AUTHORITIES pressed on with a controversial trial of a little-known detoxification drug Wednesday, with police continuing to sweep the streets for drug users and one official claiming an early success.

Police in Phnom Penh’s Chamkarmon district apprehended two people believed to be heroin users as part of the dragnet Wednesday, said Sin Vath, deputy chief of the district’s crime office. But the pair were due to be released, he said, because they were judged to be too unhealthy to participate in the trial.

“We wanted to bring them to take the drug detoxification trial,” he said. “Instead we will release them.”

It follows last week’s arrests of at least 17 people who were subsequently enrolled in a controversial drug treatment trial Sunday involving a Vietnamese-manufactured detoxification drug called Bong Sen.

Criticism from rights groups

Human rights groups have slammed the trial as a sham and decried the arrests, and UN and US embassy officials have expressed concern over the news. Authorities, however, insist the drug users have volunteered for the trial.

One official with the National Authority for Combating Drugs (NACD), which is overseeing the trial, is claiming an early success, even though the scheme is only a few days old.

The official, who asked to remain anonymous because he was not permitted to speak with the media, said many of the drug users in the trial have “forgotten” about using heroin.

“They do not like eating rice, as they are heroin users, but 70 percent of them are getting hungry when it is mealtime now,” said the official, who is directly involved in administering the trial. “They are getting much better.”

Rights groups, however, are calling the trial an outrage.

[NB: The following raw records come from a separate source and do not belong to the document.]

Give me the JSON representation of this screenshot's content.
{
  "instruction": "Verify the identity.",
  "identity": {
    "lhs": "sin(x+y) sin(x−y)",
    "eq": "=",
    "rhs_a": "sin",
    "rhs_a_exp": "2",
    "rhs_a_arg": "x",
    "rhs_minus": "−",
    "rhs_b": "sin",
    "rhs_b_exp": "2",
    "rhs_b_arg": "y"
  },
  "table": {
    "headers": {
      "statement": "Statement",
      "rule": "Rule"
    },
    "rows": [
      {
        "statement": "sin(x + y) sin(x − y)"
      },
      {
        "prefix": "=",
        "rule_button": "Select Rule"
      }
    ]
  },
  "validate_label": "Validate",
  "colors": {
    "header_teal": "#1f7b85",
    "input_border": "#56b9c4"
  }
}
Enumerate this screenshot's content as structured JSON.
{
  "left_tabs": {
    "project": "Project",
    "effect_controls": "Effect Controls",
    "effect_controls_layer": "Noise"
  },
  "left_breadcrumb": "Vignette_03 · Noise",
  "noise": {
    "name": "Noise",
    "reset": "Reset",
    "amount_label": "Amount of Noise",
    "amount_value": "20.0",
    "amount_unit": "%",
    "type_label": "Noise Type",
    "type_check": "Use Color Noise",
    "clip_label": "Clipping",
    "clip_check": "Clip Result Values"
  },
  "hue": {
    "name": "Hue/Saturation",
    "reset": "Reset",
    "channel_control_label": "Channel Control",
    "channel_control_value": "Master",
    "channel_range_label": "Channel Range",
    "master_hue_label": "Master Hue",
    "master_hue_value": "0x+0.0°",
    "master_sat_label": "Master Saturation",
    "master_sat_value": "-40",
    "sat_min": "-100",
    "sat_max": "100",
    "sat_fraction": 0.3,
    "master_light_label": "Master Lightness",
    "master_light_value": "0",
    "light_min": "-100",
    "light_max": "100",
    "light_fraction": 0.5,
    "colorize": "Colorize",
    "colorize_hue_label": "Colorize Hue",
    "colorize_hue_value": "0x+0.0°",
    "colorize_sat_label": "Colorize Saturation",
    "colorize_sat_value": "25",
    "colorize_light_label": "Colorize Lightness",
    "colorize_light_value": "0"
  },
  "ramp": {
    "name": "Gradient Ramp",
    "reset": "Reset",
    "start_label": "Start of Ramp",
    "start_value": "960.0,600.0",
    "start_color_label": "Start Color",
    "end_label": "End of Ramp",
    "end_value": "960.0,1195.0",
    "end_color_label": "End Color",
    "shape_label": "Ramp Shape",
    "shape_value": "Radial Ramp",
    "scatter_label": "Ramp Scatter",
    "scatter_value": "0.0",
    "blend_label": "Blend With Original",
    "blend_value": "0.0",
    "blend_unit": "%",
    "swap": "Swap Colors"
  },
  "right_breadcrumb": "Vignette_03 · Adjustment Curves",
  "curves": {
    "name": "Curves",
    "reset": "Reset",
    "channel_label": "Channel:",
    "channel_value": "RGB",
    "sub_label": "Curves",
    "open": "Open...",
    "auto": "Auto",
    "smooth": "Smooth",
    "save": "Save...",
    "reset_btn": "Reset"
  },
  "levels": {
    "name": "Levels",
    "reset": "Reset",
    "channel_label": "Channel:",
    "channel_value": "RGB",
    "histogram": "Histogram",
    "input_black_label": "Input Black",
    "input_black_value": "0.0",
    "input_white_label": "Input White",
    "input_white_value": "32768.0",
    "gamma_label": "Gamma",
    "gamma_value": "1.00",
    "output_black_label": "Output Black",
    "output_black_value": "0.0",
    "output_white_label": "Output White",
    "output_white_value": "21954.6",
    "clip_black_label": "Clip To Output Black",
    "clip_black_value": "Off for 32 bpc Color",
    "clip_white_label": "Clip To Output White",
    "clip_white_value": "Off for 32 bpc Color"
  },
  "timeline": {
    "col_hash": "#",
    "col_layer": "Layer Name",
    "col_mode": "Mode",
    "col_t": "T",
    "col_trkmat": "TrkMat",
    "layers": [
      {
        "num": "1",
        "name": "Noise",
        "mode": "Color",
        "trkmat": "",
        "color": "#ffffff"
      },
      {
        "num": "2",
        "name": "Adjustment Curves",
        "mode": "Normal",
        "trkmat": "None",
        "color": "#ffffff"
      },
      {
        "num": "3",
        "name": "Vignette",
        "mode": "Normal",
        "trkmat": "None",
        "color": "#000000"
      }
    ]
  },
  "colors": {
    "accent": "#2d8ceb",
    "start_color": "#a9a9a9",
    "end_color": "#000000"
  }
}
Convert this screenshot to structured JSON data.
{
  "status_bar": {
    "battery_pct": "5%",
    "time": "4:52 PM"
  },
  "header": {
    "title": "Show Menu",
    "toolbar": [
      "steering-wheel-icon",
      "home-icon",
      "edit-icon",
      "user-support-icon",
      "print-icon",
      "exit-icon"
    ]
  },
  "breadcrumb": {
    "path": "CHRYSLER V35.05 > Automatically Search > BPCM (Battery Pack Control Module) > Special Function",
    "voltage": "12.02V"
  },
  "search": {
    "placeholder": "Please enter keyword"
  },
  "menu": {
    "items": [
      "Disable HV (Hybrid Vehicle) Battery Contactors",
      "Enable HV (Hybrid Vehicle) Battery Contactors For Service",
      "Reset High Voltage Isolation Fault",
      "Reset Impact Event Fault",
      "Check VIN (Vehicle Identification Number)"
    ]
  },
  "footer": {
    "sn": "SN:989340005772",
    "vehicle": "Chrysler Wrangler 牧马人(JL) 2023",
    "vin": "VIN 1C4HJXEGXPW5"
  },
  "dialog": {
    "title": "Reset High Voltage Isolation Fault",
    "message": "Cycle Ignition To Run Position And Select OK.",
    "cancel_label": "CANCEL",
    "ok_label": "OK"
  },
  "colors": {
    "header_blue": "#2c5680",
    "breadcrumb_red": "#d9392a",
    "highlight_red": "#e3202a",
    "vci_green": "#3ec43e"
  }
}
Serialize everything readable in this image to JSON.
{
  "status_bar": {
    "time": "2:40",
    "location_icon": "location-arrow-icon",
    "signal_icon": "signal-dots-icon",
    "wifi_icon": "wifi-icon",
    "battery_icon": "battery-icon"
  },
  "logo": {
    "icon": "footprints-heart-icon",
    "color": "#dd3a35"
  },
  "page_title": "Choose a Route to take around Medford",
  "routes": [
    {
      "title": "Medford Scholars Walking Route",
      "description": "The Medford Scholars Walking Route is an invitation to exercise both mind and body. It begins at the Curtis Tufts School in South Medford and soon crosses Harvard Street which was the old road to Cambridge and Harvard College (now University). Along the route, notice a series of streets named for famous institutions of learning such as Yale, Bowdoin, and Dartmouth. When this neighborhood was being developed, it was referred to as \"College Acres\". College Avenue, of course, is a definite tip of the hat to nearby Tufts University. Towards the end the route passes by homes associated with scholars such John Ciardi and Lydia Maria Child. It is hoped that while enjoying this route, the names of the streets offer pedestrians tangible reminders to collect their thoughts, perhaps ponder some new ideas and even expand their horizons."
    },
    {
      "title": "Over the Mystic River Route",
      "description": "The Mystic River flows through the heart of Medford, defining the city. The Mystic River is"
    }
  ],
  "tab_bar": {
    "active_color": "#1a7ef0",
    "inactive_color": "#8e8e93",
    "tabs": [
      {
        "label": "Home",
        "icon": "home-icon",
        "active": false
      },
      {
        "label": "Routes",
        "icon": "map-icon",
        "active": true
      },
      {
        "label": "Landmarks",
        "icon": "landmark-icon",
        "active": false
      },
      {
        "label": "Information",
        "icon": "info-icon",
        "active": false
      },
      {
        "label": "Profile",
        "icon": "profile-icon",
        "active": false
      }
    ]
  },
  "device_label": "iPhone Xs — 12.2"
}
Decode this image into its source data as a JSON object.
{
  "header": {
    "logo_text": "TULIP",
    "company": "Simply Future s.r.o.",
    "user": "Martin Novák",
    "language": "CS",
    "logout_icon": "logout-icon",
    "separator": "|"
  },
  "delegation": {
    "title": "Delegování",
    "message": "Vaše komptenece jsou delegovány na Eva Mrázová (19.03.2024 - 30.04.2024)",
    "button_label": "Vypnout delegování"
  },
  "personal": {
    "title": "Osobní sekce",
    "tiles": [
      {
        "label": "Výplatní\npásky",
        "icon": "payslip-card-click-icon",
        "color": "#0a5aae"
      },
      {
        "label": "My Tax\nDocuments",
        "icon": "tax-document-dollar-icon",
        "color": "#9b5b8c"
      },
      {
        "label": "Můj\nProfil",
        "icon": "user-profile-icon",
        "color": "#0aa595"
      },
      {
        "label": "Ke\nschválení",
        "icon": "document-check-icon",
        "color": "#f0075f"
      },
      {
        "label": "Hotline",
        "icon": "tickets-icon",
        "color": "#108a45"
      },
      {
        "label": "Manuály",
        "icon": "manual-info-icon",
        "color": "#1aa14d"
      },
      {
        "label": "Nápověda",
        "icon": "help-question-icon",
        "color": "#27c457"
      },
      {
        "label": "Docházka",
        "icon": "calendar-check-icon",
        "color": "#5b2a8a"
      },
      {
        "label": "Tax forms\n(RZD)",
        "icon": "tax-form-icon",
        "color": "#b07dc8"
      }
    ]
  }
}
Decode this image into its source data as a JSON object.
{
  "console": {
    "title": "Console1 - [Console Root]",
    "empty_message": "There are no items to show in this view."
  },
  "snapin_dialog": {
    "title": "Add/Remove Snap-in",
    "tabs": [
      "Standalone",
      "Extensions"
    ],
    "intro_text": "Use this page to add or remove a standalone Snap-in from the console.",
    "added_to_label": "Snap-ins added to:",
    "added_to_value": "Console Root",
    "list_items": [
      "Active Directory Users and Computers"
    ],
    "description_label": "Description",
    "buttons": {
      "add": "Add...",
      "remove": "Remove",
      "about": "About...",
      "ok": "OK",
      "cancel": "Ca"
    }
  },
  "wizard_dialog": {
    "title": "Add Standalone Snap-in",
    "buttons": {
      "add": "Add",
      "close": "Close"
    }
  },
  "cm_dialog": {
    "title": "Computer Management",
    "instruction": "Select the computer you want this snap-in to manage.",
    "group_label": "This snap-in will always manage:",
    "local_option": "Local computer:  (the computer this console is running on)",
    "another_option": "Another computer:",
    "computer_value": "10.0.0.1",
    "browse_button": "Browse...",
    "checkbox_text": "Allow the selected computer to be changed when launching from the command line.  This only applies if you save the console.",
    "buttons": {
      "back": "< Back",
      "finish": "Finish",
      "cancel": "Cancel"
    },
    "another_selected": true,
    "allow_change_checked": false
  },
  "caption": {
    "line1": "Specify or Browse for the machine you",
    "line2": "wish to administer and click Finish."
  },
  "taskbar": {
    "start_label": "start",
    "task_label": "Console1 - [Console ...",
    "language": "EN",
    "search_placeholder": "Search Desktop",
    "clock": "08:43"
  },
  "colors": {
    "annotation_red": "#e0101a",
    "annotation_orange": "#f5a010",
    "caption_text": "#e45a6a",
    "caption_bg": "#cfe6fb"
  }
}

“The NACD and the government of Cambodia must immediately stop the trial,” Joe Amon, the director of the health and human rights division of Human Rights Watch, said in a statement.

“The illegal importation and coercive tactics used to put drug users on a wholly unknown and unproven cure for drug dependency is not merely unethical, but a violation of the most sacrosanct of principles of medical ethics.”

The drug’s Vietnamese manufacturers, Fataco Ban Tre, say the orally administered product provides a “gentle detox” over seven to 10 days.

Company officials could not be reached for comment Wednesday.